Hong Kong police arrested an organiser of an annual candlelit vigil commemorating the Tiananmen crackdown on Friday, the 32nd anniversary of the massacre.
Chow Hang Tung, vice-chairwoman of the Hong Kong Alliance in Support of Patriotic Democratic Movements of China, which organises the vigil that has been banned this year, was taken away on Friday morning.
Police said that a 36-year-old member of the alliance had been arrested, along with a 20-year-old food delivery man, for promoting an unauthorised assembly.
Ironically, Chow was taken away by plainclothes police in a car with a number plate ending in 64, the number that represents the June 4 massacre, according to an AFP video.

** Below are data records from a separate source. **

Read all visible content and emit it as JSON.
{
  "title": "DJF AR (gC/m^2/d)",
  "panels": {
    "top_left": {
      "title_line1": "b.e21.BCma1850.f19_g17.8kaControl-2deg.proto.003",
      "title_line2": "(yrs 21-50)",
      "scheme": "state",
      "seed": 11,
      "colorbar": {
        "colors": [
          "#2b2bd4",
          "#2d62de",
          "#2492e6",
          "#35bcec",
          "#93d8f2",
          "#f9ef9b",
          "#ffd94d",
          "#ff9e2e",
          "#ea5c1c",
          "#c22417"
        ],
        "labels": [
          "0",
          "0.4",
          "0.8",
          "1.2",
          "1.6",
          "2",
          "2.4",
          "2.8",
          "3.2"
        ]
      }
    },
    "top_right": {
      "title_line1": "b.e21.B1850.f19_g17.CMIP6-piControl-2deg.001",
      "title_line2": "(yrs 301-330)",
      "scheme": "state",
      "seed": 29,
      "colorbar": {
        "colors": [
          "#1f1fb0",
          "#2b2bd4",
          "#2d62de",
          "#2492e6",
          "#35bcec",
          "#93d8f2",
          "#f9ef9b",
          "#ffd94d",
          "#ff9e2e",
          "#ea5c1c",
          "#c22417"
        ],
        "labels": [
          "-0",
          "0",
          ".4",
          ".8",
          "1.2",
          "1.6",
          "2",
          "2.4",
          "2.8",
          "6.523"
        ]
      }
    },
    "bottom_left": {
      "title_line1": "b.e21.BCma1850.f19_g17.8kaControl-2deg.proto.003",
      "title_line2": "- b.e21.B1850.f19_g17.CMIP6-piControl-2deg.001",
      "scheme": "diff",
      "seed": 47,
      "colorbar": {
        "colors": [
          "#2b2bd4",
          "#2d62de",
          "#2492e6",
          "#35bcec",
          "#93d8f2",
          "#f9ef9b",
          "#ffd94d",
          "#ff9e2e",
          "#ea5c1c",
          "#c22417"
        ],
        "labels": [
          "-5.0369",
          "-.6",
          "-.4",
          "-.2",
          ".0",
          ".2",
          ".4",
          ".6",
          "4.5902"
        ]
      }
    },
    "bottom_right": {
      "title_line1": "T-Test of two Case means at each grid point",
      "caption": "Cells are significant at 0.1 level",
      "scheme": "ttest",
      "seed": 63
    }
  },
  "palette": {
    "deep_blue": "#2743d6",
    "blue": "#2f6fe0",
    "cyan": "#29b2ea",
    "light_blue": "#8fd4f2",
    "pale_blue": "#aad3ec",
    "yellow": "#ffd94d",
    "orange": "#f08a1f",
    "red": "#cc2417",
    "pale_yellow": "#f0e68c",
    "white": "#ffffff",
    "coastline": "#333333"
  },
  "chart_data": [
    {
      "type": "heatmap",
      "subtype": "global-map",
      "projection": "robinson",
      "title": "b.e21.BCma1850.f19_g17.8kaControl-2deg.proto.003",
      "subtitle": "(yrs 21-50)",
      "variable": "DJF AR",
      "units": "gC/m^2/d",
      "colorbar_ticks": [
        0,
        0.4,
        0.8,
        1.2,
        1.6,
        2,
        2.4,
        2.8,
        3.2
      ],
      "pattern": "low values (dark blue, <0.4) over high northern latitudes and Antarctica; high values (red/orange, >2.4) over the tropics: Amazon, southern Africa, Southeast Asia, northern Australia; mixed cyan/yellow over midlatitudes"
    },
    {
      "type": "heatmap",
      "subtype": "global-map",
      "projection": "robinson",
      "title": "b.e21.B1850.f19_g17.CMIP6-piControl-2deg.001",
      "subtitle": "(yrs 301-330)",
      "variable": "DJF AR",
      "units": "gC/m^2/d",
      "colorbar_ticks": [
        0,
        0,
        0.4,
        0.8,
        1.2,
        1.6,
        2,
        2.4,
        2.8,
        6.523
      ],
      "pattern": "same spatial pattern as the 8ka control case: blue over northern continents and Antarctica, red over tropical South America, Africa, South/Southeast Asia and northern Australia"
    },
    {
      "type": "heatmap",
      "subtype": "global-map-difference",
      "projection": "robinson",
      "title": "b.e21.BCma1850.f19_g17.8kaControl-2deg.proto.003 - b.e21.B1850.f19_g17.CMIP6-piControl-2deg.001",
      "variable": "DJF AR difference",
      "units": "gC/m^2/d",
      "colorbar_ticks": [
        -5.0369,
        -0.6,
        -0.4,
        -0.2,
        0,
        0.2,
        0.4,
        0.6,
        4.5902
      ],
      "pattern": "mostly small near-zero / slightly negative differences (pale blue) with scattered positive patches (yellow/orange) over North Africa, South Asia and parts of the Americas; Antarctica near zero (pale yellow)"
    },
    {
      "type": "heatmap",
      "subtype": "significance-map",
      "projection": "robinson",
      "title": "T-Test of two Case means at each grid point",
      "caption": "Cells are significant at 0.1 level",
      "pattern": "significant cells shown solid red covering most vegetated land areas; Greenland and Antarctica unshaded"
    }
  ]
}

Her arrest comes as thousands of police are expected to patrol the city to prevent any unauthorised gatherings on the anniversary of Chinese soldiers opening fire on pro-democracy protesters in Tiananmen Square. Hundreds, possibly thousands, of people died in the heart of Beijing. The toll has never been revealed.
While the events of 1989 are taboo in mainland China, the annual June 4 vigil in Hong Kong's Victoria Park has traditionally drawn tens of thousands of people. But police refused permission for the vigil this year and last year, citing Covid-related restrictions.
Other attempts to publicly mark the 32nd anniversary in Hong Kong have also been shut down, with many Hongkongers seeing their freedoms being further squeezed amid an ongoing crackdown on dissent.
Authorities have said people face up to five years in prison if they participate in the Victoria Park evening vigil, and one year for publicising it.
"She only wanted to go to Victoria Park, light a candle and commemorate," Chiu Yan Loy, executive member of the Alliance, told Reuters, adding he believed the arrest was meant to strike fear into those planning to attend the vigil.
Some 3,000 police officers will be on standby around the park, and thousands more are expected to be on the lookout elsewhere in the city for unauthorised gatherings.
Tens of thousands of people defied last year’s ban, and gathered peacefully in the city’s Victoria Park.
Police later charged more than 20 prominent pro-democracy activists, including Chow, for participating or inciting others to take part.